In Svensson the CJEU had considered whether, if a party supplies a clickable link to a copyright work available on another website, the supply of that link constitutes a communication to the public within the meaning of Article 3(1) of the Copyright Directive.  Article 3(1) requires Member States to provide authors with the exclusive right to authorise the communication of their work to the public by wire or wireless means.  The usual doctrine of exhaustion of rights does not apply to the Article 3(1) right (see Article 3(3)): the doctrine would otherwise prevent a rights-holder from using copyright to prohibit, for example, redistribution of works once an initial supply into the EU has been made.

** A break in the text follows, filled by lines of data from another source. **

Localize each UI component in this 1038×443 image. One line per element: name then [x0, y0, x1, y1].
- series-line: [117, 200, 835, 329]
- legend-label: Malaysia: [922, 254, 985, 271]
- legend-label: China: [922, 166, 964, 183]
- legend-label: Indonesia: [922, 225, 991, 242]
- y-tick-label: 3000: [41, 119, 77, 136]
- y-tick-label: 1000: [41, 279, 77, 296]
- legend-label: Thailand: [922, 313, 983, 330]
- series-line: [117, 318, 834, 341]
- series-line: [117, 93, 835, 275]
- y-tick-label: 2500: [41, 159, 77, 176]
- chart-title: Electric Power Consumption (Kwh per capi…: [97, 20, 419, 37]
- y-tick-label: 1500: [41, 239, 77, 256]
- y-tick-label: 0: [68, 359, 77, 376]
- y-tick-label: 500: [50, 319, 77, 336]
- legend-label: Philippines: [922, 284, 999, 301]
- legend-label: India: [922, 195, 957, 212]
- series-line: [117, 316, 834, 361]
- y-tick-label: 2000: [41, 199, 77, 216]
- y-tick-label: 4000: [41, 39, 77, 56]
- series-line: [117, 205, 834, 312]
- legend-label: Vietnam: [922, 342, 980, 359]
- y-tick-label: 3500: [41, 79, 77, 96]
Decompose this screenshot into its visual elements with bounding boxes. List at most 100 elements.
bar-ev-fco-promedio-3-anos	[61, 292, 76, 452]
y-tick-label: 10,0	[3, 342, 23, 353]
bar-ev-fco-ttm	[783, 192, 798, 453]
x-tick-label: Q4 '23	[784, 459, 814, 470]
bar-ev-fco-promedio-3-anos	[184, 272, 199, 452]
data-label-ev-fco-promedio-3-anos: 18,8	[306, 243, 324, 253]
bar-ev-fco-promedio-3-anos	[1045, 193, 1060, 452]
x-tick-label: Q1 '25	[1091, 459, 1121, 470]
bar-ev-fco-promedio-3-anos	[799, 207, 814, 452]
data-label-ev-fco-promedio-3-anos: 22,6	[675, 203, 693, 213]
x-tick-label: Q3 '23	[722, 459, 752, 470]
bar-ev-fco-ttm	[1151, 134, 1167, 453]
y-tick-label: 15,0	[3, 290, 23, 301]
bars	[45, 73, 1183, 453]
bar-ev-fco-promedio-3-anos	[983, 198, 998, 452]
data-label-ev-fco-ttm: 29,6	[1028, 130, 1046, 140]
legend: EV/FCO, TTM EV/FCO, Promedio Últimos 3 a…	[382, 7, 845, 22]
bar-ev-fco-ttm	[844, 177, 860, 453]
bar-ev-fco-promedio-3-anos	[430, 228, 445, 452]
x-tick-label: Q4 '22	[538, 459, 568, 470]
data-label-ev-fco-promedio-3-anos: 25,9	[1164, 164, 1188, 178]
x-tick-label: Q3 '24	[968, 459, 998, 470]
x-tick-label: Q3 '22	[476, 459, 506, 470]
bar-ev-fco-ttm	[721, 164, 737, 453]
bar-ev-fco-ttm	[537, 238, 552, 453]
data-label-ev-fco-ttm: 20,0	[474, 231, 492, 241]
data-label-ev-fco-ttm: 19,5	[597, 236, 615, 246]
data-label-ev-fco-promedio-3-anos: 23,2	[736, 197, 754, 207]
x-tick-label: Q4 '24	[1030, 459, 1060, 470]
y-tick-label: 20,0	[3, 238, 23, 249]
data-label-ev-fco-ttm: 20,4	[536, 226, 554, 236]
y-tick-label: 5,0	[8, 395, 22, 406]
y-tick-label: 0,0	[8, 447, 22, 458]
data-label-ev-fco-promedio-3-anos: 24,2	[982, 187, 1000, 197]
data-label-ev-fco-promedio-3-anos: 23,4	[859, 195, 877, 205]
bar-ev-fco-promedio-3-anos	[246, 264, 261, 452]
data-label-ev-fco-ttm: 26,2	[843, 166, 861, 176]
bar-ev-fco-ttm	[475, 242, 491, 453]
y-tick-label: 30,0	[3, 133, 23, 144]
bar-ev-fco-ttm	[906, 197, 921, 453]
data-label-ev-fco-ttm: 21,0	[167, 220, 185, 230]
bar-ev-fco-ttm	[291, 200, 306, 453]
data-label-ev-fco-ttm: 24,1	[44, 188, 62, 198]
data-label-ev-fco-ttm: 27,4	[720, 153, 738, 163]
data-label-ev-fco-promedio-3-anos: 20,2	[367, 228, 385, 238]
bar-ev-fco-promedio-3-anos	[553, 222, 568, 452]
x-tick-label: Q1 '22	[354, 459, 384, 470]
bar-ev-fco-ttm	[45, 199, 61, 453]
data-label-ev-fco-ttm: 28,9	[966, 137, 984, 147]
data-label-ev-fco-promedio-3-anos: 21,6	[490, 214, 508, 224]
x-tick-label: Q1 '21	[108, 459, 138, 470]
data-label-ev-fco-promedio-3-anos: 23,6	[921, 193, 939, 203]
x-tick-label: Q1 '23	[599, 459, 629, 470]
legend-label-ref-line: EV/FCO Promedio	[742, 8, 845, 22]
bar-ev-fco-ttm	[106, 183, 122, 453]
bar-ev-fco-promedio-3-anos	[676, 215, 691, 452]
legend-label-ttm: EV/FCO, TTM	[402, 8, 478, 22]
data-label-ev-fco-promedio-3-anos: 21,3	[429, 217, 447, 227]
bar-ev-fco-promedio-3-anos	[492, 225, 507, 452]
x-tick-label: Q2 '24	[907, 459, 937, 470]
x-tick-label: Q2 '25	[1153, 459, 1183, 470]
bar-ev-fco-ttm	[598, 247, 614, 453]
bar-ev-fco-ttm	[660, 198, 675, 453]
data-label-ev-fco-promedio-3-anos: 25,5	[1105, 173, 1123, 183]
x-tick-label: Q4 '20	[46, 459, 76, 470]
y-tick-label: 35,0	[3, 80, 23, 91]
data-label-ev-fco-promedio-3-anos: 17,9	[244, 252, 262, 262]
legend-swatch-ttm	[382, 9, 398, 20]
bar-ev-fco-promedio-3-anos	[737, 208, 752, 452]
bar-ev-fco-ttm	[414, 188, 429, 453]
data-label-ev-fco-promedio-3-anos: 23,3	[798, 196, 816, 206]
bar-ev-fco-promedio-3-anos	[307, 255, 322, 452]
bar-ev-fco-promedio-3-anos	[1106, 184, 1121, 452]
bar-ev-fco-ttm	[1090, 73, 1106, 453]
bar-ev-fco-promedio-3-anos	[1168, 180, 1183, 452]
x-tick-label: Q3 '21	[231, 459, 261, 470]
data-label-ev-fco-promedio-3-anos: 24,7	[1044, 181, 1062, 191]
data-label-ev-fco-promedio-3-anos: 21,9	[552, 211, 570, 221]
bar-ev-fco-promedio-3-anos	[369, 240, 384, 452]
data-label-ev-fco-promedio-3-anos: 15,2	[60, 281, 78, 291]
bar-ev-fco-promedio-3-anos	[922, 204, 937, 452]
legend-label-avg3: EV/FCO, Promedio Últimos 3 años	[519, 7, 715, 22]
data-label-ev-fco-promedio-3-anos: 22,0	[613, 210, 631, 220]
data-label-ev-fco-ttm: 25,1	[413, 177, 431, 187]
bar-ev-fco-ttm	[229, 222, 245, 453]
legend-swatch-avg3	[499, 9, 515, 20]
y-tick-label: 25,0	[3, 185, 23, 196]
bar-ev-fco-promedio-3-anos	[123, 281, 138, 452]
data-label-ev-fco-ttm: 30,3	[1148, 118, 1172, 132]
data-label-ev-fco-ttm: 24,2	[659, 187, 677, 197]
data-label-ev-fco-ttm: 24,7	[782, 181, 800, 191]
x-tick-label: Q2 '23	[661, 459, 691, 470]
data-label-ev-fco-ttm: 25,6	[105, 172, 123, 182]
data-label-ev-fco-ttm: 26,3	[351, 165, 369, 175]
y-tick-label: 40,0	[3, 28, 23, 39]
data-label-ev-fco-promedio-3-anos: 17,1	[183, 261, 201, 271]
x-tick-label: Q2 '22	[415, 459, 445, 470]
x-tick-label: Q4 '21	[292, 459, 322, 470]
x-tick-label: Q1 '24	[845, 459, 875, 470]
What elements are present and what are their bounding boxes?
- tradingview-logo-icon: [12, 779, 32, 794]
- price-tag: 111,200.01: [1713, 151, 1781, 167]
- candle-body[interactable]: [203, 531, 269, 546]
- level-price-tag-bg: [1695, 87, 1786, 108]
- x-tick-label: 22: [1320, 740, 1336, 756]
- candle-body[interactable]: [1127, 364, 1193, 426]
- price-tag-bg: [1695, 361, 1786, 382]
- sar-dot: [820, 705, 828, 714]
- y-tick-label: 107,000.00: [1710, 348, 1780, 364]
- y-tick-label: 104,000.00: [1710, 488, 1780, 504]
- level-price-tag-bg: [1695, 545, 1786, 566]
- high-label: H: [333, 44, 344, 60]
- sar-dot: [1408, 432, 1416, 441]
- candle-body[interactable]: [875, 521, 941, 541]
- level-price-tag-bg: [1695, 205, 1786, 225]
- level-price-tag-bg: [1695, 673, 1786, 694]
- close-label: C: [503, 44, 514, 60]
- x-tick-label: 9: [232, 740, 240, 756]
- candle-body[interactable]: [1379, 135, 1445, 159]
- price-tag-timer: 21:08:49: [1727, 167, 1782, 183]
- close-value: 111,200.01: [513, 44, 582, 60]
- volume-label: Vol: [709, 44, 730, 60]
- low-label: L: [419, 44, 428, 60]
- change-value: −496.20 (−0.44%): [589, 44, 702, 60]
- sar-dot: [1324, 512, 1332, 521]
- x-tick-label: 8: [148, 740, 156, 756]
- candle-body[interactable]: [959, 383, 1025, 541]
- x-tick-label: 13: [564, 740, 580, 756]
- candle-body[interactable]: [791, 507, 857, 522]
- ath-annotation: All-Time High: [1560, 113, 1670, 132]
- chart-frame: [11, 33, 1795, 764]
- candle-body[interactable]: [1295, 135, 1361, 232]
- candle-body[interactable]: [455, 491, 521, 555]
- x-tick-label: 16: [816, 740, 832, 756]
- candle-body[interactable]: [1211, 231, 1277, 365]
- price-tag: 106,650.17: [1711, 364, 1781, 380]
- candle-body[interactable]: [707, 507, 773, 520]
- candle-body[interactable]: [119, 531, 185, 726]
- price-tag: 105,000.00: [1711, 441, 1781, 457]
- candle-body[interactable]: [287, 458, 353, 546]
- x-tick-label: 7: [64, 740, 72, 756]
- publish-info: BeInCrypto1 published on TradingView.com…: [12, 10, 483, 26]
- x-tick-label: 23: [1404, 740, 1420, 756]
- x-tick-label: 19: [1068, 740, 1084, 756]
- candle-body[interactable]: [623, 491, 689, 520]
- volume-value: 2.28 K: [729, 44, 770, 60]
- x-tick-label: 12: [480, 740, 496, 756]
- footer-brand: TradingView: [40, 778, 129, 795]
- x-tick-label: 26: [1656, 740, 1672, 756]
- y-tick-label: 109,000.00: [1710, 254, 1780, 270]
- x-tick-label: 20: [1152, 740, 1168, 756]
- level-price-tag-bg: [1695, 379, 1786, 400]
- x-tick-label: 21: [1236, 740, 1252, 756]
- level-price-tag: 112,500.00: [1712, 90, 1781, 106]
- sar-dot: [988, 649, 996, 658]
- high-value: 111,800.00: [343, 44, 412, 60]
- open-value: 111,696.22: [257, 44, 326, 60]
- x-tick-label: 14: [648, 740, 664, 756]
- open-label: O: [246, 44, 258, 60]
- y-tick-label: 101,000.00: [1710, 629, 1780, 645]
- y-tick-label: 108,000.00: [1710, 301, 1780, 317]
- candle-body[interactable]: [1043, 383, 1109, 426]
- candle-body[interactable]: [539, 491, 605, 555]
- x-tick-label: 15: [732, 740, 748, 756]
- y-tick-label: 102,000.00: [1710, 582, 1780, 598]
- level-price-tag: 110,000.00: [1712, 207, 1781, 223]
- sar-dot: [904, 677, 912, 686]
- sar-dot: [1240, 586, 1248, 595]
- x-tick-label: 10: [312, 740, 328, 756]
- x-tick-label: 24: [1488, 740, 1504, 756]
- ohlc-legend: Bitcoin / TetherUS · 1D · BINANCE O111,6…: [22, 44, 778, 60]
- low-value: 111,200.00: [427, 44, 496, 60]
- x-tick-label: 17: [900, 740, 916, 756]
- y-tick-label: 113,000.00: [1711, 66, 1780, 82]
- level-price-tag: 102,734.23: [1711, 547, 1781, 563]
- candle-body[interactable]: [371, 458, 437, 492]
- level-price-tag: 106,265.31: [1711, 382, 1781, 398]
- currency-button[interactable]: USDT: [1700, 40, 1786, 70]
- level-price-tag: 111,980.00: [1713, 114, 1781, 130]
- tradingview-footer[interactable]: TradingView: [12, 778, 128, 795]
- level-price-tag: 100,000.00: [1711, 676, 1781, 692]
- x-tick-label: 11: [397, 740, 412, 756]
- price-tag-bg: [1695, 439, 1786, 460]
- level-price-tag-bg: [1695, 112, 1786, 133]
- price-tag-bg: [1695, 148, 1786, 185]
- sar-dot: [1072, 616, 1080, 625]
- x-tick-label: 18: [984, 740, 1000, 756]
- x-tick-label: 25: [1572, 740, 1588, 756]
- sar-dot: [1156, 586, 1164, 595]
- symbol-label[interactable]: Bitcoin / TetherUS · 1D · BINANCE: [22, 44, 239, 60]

In Svensson, the relevant copyright works were freely available on the website to which the clickable links directed an internet user.  Following a string of CJEU case law, including the Spanish Hotels case (Sociedad General de Autores y Editores de España (SGAE) v Rafael Hoteles SA, Case C-306/05) and TV Catchup (ITV v TV Catchup Ltd, Case C-607/11), the CJEU held that, where the communication is by the same technical means as the means originally authorised, there is only a communication to the public within Article 3(1) if the unauthorised communication is to a new public.

The CJEU considered that the technique used by the defendants in BestWater raised the same issues in terms of copyright infringement as the provision of clickable links in Svensson.  On that basis, the CJEU found that the question referred to it by the German court was identical to the question already considered by the CJEU in Svensson.  On that basis it used the Article 99 procedure described above.

The CJEU’s order is therefore limited to restating and applying the principles set out in detail in its judgment in SvenssonBestWater’s video was available to all internet users before the defendants’ alleged “communication” because it was freely accessible on YouTube.  There was no “new public” to which the work was communicated as a result of the defendants’ actions.  Nor was there a different technical means, as the communication remained via the internet.  There was no infringing copying because the defendants were making the video available directly from YouTube.

Comment

The CJEU was not required to engage again in applying the difficult “new public” question, which it had considered in Svensson, Spanish Hotels and TV Catchup.  Indeed, it was clear from the referring court’s question that it considered there was no new public in this instance.

BestWater stated that it had not in fact consented to make its video available on YouTube.  It is not clear from the CJEU’s order whether the German court found, as a fact, that BestWater had indeed not consented.  What seems clearer is that the CJEU probably did not view that consent as relevant to the question that it had been asked.  It would, presumably, have been open to BestWater to pursue an infringement claim for the copying of its video that resulted in its availability on YouTube via a party other than the defendants.